Welcome to Retro Television Reviews, a feature where we review some of our favorite and least favorite shows of the past! On Sundays, I will be reviewing the made-for-television movies that used to be a primetime mainstay. Today’s film is 1973’s Money To Burn! It can be viewed on YouTube.
For someone who has spent the past few years in prison, Jed Finnegan (E.G. Marshall) sure is a nice old man! He runs the prison print shop and all of the other prisoners love him. The guards trust him. The warden (David Doyle) is really impressed with Jed’s watercolors and is interested in helping Jed launch a career as an artist after he gets out of prison. Every weekend, Jed’s wife, Emily (Mildred Natwick), comes up to the prison with a picnic basket and she has lunch with her husband. Jed admits that his wife is not a particularly good cook but it’s obvious that he really looks forward to her visits.
Emily’s sweet nature keeps a lot of people from noticing that she is just as cunning and clever a criminal as Jed ever was. She knows that Jed had printed up one million dollars in counterfeit bills and she is looking forward to helping him exchange the fake money for real money. Jed’s plan is to steal the payroll of the local army base and just leave the fake money in place of the real money. However, Jed’s been in prison for so long that he doesn’t know that the military no longer pays anyone in cash. Everyone’s paying everyone by check!
(This film is very much from the 70s. While Jed and Emily were shocked to discover that people were no longer being paid in cash, I was shocked to discover that they were being paid by check.)
Working with two recently released ex-cons (played by Cleavon Little and Alejandro Rey), Emily tries to find a new way to switch out the money. She discovers that there’s an incinerator nearby where the government burns the currency that it no longer needs. But it won’t be easy to break in and make sure that the right money get burned….

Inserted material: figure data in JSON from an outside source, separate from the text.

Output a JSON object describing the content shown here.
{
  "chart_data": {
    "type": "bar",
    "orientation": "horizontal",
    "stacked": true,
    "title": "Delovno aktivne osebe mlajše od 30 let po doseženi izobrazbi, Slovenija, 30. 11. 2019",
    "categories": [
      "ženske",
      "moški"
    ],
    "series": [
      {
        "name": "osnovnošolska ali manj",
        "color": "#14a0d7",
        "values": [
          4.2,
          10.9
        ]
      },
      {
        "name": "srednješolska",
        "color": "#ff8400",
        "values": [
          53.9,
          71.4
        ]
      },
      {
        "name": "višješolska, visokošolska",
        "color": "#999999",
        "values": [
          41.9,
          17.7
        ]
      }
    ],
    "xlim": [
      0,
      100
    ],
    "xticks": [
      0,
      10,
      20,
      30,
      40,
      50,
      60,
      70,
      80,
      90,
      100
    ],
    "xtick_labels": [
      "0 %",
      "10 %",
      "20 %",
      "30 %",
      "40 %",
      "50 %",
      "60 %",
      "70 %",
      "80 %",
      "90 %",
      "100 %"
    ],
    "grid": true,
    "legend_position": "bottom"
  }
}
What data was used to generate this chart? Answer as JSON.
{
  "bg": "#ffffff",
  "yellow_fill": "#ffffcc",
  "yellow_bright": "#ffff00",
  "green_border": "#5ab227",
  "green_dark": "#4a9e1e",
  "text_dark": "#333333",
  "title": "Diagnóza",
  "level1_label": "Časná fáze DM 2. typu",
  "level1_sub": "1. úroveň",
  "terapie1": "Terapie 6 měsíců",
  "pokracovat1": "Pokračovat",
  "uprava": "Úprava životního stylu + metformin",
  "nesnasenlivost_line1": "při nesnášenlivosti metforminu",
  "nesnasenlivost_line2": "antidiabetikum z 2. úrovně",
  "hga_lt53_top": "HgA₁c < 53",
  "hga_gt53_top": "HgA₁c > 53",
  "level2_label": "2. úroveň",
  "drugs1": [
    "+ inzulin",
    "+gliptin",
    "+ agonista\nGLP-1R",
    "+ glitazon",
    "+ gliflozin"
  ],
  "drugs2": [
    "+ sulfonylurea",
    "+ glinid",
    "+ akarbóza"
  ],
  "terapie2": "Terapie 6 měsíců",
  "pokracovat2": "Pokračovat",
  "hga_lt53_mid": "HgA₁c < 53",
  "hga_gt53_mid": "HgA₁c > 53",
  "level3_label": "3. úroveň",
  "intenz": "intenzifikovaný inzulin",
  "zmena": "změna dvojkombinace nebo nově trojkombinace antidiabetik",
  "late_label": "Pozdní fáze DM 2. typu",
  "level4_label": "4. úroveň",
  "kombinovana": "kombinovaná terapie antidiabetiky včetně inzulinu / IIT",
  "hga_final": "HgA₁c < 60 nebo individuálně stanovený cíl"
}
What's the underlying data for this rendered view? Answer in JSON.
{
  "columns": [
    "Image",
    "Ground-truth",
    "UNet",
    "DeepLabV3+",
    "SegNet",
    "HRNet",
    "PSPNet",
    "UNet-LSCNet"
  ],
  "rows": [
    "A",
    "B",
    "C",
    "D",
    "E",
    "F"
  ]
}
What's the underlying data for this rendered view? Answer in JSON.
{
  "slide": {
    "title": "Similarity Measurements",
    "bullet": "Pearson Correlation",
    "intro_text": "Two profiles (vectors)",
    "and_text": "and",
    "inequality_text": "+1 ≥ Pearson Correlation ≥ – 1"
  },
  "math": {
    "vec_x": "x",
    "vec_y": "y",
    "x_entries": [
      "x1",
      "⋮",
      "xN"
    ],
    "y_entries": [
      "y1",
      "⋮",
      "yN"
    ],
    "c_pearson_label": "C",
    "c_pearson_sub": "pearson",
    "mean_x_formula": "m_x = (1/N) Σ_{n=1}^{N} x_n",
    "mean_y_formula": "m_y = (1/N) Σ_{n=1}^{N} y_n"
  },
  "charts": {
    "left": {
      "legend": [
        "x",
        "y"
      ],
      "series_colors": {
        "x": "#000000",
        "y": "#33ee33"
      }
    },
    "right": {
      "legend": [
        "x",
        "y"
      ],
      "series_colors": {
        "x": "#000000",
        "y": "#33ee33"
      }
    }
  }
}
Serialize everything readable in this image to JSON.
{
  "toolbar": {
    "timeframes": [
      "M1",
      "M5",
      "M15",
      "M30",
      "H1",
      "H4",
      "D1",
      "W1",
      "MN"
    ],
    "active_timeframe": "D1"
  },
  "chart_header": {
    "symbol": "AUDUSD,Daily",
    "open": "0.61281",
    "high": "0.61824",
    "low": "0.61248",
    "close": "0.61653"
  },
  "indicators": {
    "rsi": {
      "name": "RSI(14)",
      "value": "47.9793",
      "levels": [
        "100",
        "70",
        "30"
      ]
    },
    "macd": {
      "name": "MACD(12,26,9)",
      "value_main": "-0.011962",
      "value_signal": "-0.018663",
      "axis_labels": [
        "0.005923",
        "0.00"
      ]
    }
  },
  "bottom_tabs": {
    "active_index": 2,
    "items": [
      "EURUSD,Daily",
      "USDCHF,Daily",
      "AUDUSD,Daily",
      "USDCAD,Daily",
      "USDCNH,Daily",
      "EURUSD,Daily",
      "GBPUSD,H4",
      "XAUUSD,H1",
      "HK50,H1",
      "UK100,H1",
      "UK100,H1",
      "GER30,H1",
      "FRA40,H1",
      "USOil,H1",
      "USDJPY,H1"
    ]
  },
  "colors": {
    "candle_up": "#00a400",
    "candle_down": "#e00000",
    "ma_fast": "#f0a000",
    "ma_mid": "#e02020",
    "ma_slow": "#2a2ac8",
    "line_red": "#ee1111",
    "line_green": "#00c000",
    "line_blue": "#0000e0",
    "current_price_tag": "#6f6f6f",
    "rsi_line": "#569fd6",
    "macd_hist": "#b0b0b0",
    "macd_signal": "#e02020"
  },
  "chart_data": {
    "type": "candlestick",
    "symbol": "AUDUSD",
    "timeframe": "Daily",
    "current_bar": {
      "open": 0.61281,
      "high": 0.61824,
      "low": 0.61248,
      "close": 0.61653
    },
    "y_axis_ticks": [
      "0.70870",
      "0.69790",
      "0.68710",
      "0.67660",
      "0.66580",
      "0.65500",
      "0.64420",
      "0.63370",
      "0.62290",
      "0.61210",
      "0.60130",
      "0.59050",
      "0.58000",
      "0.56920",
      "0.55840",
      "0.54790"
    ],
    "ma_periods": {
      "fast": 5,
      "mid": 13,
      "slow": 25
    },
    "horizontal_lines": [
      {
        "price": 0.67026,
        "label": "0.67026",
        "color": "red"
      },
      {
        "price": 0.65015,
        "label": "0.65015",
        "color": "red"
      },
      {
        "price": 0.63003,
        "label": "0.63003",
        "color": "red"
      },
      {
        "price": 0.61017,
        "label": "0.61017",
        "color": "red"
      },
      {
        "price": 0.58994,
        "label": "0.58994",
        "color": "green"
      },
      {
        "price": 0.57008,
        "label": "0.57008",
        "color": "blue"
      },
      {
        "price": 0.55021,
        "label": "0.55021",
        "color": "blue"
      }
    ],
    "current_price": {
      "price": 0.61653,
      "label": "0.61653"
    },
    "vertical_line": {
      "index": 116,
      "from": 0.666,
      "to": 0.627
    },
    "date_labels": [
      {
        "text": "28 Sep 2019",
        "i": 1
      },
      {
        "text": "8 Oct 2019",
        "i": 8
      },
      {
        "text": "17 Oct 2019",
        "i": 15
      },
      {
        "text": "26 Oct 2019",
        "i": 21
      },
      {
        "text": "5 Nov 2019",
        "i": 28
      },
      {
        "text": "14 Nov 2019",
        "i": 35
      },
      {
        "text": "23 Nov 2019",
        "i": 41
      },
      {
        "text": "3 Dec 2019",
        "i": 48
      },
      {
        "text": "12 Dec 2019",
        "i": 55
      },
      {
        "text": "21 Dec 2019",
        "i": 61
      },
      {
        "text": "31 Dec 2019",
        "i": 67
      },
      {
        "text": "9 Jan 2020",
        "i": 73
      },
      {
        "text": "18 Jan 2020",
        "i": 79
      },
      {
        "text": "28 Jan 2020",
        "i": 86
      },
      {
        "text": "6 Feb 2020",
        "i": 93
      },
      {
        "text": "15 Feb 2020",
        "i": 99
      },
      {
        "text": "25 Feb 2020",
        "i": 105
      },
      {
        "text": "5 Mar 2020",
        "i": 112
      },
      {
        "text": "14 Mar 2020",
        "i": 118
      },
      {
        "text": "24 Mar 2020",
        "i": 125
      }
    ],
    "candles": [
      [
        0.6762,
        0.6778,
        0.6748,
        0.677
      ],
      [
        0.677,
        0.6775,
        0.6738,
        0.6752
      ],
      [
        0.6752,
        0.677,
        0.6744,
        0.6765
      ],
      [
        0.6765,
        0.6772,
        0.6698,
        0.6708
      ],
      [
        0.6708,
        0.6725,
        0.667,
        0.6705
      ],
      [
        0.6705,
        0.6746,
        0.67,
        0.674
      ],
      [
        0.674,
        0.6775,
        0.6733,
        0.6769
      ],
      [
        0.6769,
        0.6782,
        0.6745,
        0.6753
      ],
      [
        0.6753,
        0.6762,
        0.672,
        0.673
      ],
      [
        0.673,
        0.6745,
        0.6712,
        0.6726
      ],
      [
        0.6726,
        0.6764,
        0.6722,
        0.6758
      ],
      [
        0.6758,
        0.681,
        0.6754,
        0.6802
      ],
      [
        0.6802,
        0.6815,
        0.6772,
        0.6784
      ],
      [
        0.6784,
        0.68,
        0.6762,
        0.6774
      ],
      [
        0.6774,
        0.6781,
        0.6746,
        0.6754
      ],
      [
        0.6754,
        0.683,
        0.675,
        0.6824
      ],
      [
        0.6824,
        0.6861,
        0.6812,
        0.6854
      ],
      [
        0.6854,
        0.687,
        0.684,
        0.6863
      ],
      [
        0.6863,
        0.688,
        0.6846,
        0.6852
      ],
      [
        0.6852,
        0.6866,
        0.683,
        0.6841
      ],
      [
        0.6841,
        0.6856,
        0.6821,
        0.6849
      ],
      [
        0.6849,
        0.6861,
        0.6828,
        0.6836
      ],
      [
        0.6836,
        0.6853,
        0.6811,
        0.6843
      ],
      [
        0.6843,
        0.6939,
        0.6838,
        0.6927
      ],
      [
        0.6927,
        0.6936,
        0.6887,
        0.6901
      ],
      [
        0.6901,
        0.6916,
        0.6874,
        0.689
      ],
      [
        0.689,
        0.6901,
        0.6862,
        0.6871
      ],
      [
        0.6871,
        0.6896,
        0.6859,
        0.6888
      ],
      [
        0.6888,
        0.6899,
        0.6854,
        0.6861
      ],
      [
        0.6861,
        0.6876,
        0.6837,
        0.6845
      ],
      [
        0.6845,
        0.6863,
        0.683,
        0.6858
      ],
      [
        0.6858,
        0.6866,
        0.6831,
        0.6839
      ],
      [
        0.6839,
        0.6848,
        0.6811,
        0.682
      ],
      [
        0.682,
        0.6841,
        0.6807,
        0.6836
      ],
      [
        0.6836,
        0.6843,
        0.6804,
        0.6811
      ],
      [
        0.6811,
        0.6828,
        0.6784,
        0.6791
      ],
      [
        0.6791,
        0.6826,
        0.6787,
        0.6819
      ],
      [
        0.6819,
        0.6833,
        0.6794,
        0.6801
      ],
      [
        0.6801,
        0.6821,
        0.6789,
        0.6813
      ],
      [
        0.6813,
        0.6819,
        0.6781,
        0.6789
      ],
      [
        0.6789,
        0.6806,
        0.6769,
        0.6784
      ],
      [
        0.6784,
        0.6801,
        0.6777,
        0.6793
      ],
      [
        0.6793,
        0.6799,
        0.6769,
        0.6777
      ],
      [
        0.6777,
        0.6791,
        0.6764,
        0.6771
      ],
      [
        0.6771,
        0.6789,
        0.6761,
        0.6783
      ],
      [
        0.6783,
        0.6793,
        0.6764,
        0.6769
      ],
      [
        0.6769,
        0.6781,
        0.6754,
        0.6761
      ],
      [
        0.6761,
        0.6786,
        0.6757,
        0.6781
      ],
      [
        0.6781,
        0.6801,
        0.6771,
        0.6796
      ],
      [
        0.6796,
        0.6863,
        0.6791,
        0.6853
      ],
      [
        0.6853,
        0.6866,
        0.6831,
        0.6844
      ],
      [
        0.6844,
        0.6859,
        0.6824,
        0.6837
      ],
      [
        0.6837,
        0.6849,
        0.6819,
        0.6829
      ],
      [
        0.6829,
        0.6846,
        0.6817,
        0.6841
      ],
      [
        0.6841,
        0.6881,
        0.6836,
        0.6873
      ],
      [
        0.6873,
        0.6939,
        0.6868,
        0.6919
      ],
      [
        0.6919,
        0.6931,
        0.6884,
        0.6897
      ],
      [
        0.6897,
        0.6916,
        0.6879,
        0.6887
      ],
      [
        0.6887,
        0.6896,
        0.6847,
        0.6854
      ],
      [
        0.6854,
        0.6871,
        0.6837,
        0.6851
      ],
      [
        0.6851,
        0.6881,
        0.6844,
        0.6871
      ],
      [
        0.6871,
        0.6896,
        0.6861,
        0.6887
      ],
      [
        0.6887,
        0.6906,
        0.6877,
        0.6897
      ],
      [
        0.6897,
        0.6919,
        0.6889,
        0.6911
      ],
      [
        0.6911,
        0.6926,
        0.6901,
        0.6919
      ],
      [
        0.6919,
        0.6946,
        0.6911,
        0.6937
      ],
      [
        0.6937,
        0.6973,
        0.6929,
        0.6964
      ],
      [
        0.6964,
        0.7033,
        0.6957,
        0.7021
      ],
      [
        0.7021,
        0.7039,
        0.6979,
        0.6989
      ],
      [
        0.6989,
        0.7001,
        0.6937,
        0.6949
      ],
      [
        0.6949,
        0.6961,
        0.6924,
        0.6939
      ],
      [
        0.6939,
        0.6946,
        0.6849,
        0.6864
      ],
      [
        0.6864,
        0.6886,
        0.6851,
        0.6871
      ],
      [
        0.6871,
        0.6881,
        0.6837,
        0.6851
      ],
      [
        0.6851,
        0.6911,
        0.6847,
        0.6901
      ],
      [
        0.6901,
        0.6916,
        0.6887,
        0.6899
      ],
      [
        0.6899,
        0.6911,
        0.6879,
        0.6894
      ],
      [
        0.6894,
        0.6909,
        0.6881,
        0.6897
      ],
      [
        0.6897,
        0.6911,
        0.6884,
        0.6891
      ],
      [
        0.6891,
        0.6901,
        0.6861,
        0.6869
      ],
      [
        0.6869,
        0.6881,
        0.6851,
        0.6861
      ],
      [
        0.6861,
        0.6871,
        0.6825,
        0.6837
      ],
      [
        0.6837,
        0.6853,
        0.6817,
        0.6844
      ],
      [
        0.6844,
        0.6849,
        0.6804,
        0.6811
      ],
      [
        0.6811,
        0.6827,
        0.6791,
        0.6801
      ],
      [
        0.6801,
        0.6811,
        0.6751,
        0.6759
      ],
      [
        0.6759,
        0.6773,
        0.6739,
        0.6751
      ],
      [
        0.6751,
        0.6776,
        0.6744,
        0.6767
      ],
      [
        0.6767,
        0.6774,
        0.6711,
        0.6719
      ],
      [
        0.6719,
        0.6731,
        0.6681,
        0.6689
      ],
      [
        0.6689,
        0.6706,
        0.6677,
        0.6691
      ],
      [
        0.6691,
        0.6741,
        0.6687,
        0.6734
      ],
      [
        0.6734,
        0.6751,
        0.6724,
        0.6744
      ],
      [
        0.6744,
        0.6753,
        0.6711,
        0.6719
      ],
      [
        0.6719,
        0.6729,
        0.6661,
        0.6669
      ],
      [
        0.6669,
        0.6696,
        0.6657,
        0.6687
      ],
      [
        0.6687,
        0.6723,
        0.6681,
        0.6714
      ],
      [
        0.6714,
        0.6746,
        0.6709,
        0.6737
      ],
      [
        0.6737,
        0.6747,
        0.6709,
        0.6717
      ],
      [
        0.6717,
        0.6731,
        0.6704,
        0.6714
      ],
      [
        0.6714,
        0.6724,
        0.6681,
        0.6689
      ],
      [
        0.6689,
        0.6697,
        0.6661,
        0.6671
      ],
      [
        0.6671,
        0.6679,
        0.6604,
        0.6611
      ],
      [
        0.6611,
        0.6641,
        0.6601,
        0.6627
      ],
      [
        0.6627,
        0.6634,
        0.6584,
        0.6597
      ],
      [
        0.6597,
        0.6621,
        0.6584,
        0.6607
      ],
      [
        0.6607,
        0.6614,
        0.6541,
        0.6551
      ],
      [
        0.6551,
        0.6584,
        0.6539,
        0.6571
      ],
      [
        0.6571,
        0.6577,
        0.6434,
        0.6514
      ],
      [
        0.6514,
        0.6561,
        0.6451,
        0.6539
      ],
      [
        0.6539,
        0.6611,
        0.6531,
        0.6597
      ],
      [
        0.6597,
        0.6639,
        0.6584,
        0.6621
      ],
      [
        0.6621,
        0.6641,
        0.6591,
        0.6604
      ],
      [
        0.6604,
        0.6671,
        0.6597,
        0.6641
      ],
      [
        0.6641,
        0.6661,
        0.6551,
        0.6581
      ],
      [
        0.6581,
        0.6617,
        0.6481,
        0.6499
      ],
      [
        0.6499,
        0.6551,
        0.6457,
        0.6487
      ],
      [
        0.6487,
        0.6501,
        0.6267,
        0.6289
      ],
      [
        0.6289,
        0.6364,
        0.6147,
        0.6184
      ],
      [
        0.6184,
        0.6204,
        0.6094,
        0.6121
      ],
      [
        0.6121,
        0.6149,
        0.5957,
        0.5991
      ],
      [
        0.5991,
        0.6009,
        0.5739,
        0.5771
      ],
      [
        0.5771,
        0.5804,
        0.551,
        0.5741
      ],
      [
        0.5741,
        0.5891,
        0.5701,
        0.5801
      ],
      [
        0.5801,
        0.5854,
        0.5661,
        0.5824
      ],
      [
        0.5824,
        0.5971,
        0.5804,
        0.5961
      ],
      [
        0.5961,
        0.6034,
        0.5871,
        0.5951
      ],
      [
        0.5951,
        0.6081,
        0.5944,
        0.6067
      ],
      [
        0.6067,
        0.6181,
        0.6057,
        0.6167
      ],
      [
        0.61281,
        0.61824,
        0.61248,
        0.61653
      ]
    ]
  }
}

And that’s not even mentioning the trouble of getting the fake money out of the prison in the first place!
Money to Burn is likable mix of comedy and (very mild) action. It’s a film about criminals but they’re very likable criminals who go out of their way not to hurt people. Emily is even happy about the idea of not only stealing a million dollars but also helping the government out by taking the old currency off their hands. Marshall, Natwick, Little, and Rey all give such warm and cheerful performances that you can’t help but hope that they get away with their scheme. The film, which deftly balances comedy and drama, clocks in at a brisk 73 minutes and it has an absolutely wonderful twist ending. This is definitely a heist film that deserves to be better known.